Dean Arthur Heller was the junior United States Senator from Nevada from 2013 to 2019 and a member of the Republican Party. He was appointed to the seat by the governor after the resignation of John Ensign. He previously served as the congressman for Nevada's 2nd district.[1]

U.S. Senate

Appointment

Heller was appointed by then-governor Brian Sandoval to the Senate seat vacated upon the announced resignation of John Ensign.[2] He later narrowly won the 2012 Senate election in Nevada to a full Senate term.[3]

Tenure

Sen. Heller campaigned and lobbied in late 2014 to become the head of the establishment National Republican Senatorial Committee, ultimately losing to fellow RINO Roger Wicker.[4]

Heller voted against two of three Obamacare repeal proposals in 2017.[5]

2018 U.S. Senate election in Nevada

Opposed to Donald Trump since 2016,[6] Sen. Heller entered a tough re-election fight by 2018, especially after stating at a town hall that he “no problems with federal funding for Planned Parenthood”.[7] However, after potentially facing a primary challenger who was much more conservative, Heller began to become more supportive of Trump.[8]
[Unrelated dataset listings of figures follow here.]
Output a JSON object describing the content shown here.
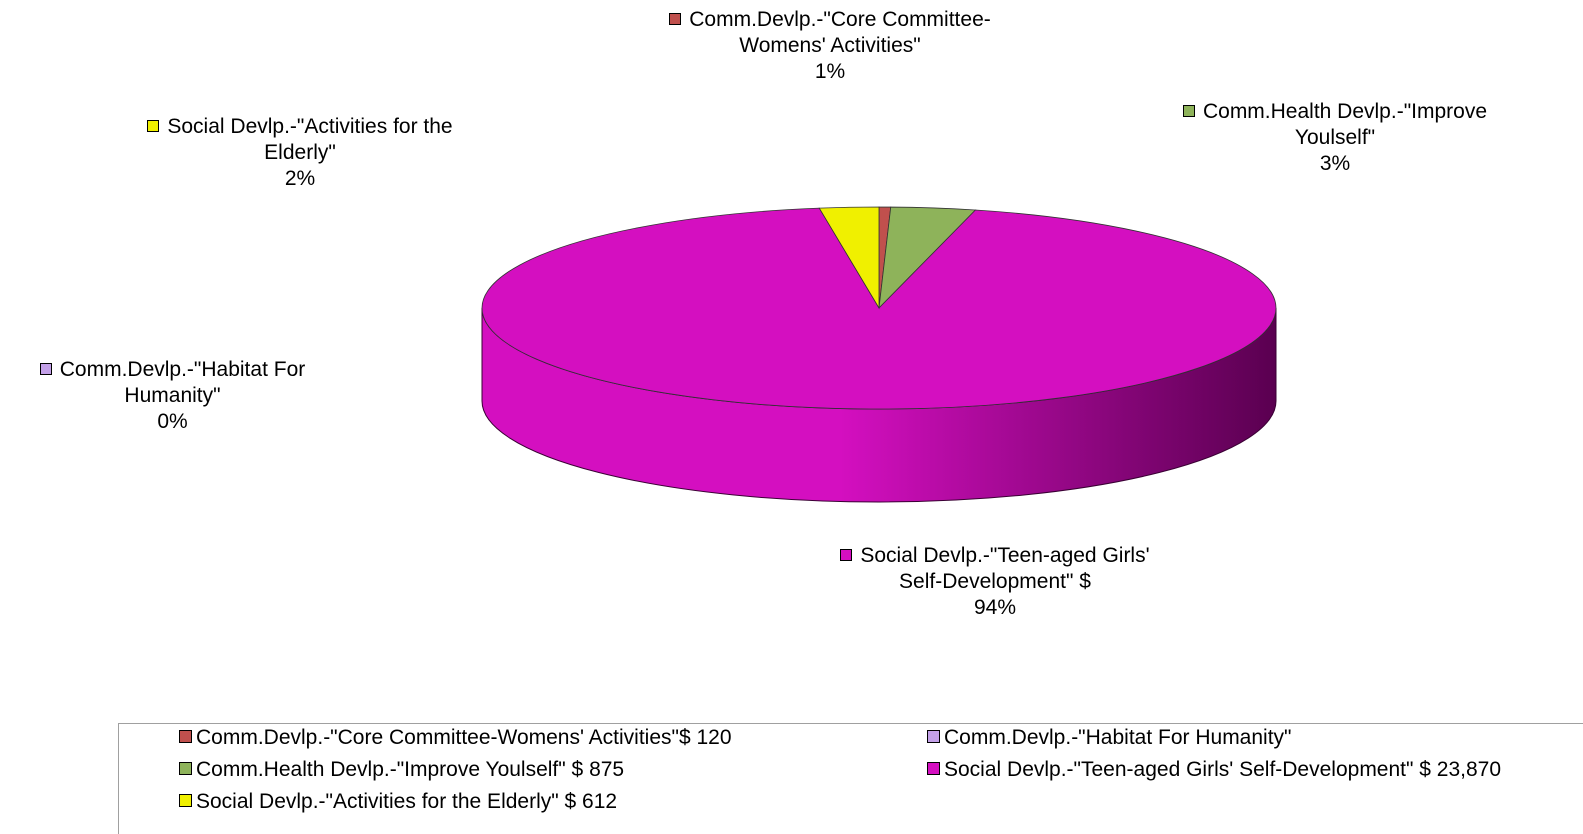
{
  "chart_data": {
    "type": "pie",
    "style": "3d",
    "slices": [
      {
        "key": "core_committee",
        "label": "Comm.Devlp.-\"Core Committee-Womens'  Activities\"",
        "pct_label": "1%",
        "legend": "Comm.Devlp.-\"Core Committee-Womens'  Activities\"$ 120",
        "value": 120,
        "color": "#c0504d"
      },
      {
        "key": "improve_yourself",
        "label": "Comm.Health Devlp.-\"Improve Youlself\"",
        "pct_label": "3%",
        "legend": "Comm.Health Devlp.-\"Improve Youlself\" $ 875",
        "value": 875,
        "color": "#8eb35a"
      },
      {
        "key": "teen_girls",
        "label": "Social Devlp.-\"Teen-aged Girls' Self-Development\" $",
        "pct_label": "94%",
        "legend": "Social Devlp.-\"Teen-aged Girls' Self-Development\" $ 23,870",
        "value": 23870,
        "color": "#d40fc0"
      },
      {
        "key": "habitat",
        "label": "Comm.Devlp.-\"Habitat For Humanity\"",
        "pct_label": "0%",
        "legend": "Comm.Devlp.-\"Habitat For Humanity\"",
        "value": 0,
        "color": "#c3a0e8"
      },
      {
        "key": "elderly",
        "label": "Social Devlp.-\"Activities for the Elderly\"",
        "pct_label": "2%",
        "legend": "Social Devlp.-\"Activities for the Elderly\" $ 612",
        "value": 612,
        "color": "#f0f000"
      }
    ],
    "label_lines": {
      "core_committee": [
        "Comm.Devlp.-\"Core Committee-",
        "Womens'  Activities\""
      ],
      "improve_yourself": [
        "Comm.Health Devlp.-\"Improve",
        "Youlself\""
      ],
      "teen_girls": [
        "Social Devlp.-\"Teen-aged Girls'",
        "Self-Development\" $"
      ],
      "habitat": [
        "Comm.Devlp.-\"Habitat For",
        "Humanity\""
      ],
      "elderly": [
        "Social Devlp.-\"Activities for the",
        "Elderly\""
      ]
    },
    "legend_position": "bottom",
    "side_color_dark": "#5a0050"
  }
}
Heller ultimately lost to liberal Democrat challenger Jacky Rosen in the general election by five percentage points.[9] His defeat was largely owed to abandonment by conservatives who supported Donald Trump but opposed the RINO senator.

Political positions

Known as a RINO, Heller generally takes conservative positions but has overall been viewed as very moderate.[10]